BIHAR

With India out of sight, the CM chair is under danger from RJD

PATNA: Dreams may sometimes be harmful. For example, Bihar head Minister Nitish Kumar’s failed prime ministerial ambition has set off another storm in state politics, with the JD(U) head leaving the Grand Alliance to join the NDA. Because to RJD’s insistence on Tejashwi Yadav’s elevation to chief minister after this year’s Lok Sabha elections as part of the 2022 power-sharing agreement, Nitish faced a significant danger of losing its seat in government.

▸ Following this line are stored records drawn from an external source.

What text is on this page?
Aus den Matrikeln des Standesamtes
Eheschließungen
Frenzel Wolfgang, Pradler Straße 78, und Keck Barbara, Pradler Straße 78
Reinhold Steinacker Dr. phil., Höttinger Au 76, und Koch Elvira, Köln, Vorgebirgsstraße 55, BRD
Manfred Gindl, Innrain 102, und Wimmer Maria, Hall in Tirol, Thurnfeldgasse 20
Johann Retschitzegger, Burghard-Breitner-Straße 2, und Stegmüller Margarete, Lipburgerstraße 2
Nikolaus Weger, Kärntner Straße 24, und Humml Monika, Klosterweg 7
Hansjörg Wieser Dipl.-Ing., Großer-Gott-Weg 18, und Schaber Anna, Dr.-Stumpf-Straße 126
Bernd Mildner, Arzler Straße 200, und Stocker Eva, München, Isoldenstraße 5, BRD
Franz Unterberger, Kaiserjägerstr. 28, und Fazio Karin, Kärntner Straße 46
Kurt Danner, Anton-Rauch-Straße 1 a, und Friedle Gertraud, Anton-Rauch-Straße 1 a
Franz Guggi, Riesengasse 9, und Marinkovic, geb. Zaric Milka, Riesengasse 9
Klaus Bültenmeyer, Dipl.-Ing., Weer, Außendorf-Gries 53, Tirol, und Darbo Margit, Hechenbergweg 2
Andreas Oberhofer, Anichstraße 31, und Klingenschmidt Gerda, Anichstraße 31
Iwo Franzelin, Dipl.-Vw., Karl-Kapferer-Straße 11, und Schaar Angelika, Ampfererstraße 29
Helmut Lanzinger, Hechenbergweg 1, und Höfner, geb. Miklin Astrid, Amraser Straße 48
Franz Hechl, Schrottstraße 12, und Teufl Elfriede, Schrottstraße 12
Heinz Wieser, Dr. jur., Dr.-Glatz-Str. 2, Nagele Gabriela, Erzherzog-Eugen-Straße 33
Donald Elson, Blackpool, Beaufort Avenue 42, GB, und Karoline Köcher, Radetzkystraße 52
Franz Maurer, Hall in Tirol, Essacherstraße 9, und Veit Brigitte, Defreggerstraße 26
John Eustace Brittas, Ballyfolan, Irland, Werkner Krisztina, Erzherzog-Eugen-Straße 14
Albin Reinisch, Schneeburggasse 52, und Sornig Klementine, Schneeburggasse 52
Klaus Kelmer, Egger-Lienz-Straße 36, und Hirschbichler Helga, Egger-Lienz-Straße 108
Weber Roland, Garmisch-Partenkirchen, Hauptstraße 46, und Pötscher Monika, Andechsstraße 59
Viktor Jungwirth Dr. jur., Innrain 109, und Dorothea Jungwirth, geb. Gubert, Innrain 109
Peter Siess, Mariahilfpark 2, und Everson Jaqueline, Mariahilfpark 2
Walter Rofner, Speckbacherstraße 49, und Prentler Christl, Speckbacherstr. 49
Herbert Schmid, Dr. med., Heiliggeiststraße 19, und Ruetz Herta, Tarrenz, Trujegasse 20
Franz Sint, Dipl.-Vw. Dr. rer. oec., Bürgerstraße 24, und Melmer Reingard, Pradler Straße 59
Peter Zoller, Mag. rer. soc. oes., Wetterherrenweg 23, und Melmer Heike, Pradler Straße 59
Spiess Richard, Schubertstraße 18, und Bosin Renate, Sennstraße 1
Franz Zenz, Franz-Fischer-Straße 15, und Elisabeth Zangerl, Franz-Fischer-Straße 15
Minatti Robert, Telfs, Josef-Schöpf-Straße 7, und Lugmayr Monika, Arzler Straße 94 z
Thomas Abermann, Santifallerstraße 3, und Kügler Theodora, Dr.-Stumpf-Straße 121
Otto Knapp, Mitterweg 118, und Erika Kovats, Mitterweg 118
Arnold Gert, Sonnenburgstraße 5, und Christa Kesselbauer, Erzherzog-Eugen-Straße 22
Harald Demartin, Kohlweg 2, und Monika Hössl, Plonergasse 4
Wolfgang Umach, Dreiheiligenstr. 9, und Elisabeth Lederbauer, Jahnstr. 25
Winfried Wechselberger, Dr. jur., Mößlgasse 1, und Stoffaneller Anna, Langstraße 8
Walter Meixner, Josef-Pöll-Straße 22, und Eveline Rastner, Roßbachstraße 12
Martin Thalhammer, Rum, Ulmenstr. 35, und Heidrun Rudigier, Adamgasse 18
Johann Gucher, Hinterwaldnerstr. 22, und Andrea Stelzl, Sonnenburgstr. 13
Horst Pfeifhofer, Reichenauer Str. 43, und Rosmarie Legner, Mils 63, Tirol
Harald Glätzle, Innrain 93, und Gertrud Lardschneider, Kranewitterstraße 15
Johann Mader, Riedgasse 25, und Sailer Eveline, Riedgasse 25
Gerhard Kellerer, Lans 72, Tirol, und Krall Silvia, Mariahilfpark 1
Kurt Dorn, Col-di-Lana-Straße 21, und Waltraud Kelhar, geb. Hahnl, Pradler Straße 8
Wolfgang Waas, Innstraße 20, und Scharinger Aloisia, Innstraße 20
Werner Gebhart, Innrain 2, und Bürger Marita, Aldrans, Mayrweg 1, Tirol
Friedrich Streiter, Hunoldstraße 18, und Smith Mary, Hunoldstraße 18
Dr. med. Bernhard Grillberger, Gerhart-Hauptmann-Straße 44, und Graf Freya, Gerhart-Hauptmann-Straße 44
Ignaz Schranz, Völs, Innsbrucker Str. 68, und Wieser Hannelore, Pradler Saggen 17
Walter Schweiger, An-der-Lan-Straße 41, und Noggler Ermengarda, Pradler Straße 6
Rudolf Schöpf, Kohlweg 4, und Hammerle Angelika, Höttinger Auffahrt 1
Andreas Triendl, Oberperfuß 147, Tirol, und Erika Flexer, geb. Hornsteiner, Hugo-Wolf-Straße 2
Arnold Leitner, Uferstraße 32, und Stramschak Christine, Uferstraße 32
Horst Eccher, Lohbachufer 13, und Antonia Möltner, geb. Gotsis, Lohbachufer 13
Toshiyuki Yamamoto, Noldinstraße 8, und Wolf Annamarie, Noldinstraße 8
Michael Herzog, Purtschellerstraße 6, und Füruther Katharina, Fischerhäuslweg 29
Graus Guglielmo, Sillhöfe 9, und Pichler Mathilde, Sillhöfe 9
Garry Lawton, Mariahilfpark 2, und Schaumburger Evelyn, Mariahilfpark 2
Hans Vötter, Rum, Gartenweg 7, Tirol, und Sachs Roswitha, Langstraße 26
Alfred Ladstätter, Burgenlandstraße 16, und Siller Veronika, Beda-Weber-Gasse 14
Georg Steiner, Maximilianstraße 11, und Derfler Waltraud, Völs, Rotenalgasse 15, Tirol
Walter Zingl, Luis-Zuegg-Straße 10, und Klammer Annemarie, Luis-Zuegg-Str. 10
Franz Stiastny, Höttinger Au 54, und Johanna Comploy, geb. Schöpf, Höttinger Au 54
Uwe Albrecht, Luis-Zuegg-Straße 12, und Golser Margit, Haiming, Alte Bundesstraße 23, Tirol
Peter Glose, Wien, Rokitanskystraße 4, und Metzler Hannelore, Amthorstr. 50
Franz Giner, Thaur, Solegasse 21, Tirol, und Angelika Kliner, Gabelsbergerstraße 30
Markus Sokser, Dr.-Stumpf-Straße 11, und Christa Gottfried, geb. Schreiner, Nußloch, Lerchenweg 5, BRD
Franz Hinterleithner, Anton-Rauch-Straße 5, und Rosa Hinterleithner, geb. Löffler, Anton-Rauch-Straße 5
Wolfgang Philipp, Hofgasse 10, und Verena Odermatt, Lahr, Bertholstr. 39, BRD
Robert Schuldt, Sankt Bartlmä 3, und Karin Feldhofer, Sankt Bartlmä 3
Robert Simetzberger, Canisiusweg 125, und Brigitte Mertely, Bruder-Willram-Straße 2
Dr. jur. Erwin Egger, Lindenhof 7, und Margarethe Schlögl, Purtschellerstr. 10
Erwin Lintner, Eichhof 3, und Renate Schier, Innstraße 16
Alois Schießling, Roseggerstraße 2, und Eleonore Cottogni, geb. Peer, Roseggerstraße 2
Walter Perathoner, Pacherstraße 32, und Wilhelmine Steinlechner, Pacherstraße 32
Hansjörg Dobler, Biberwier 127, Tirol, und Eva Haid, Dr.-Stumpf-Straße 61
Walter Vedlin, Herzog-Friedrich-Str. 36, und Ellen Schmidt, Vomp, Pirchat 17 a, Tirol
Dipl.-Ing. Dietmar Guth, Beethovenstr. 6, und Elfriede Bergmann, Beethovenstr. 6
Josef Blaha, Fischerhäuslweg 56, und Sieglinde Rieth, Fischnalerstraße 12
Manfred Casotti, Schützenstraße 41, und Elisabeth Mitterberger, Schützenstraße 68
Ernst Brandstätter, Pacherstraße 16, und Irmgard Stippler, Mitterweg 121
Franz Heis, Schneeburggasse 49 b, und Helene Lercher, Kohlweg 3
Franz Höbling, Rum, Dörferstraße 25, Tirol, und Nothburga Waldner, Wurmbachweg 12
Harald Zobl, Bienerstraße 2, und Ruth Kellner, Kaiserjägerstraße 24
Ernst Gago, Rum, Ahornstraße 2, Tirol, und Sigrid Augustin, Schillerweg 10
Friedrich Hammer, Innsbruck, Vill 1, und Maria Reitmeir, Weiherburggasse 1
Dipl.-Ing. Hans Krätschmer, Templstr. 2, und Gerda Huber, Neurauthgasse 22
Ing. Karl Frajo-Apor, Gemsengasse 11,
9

His most recent power play was just 17 months after his similarly impressive move, which on August 10, 2022, saw him quit the NDA and create a coalition government with the RJD, Congress, and CPI(ML).
Since Nitish convened a gathering of opposition parties in Patna on June 23 of last year and gathered together 15 leading opposition parties on a single platform, JD(U) has been referring to Nitish as the “prime minister of ideas,” a rather overt portrayal of him as the PM face of the opposition group.
The opposition then met three more times in Bengaluru, Mumbai, and Delhi, but they could not agree on naming Nitish—the mastermind of opposition unity—as the INDIA bloc’s convener. However, sources claim that Nitish lost patience when Bengal chief minister Mamata Banerjee suggested the name of Congress leader Mallikarjun Kharge as the opposition bloc’s prime minister candidate, a move quickly endorsed by AAP leader Arvind Kejriwal. Many claim that was Nitish’s warning sign.
“Set apart from designating him as the face of the PM, Kharge was designated as its chairman, even as Nitish was granted the position as convener. That implied that Kharge would have made the final decisions and he would have just functioned as its convener in name. Political analyst D M Diwakar said on Sunday that Nitish was irritated by it.
However, RJD never stopped reminding him that, after the Lok Sabha elections, he had to give way to Tejashwi. During the first stage, Nitish had followed the plan and openly declared Lalu’s son to be his heir apparent. RJD was even more irate when he started to back up and establish himself as CM as events in the INDIA bloc were not going his way.
According to sources, extremists within the RJD ranks attempted to unseat Nitish’s MLAs as a result of this. It was the CM’s equivalent of the straw that broke the camel’s back, prompting him to approach the BJP about a reconciliation. Many have connected the about-turn to the removal of Rajiv Ranjan Singh “Lalan,” the party head who played a key role in the split with the BJP. Lalan has maintained that he left on his own initiative to run for reelection to the Lok Sabha from Munger.
The issue was further resolved by the near-unanimity inside JD(U) that a partnership with the well-liked Prime Minister Narendra Modi would benefit the party much more in the Lok Sabha elections than the INDIA grouping.
The only reason Nitish’s most recent flip appears better than his earlier ones is because he seemed to be taking his role as the leader of the opposition caucus seriously and kept saying that he wanted to see “India free from BJP.” His comment, “Jo 2014 me aaye the, kya veh 2024 me bhi aayenge (Those who came to power in 2014, will they return in 2024)?” became viral on August 10, 2022. This was the comment Nitish gave as he exited Raj Bhavan after his seventh oath of office as chief minister.
When the BJP rejected Nitish’s demand in 2013 that Modi, the Gujarat chief minister at the time, not be shown as the head of the campaign committee, Nitish responded in a similar way.
“Nitish is a political machiavellian, expert strategist, and craftsman. He doesn’t share authority with anybody, according to political analyst Prof. Nawal Kishore Choudhary. Additionally, he accused Congress of not closing the seat-sharing agreement with “due respect” and without any seriousness.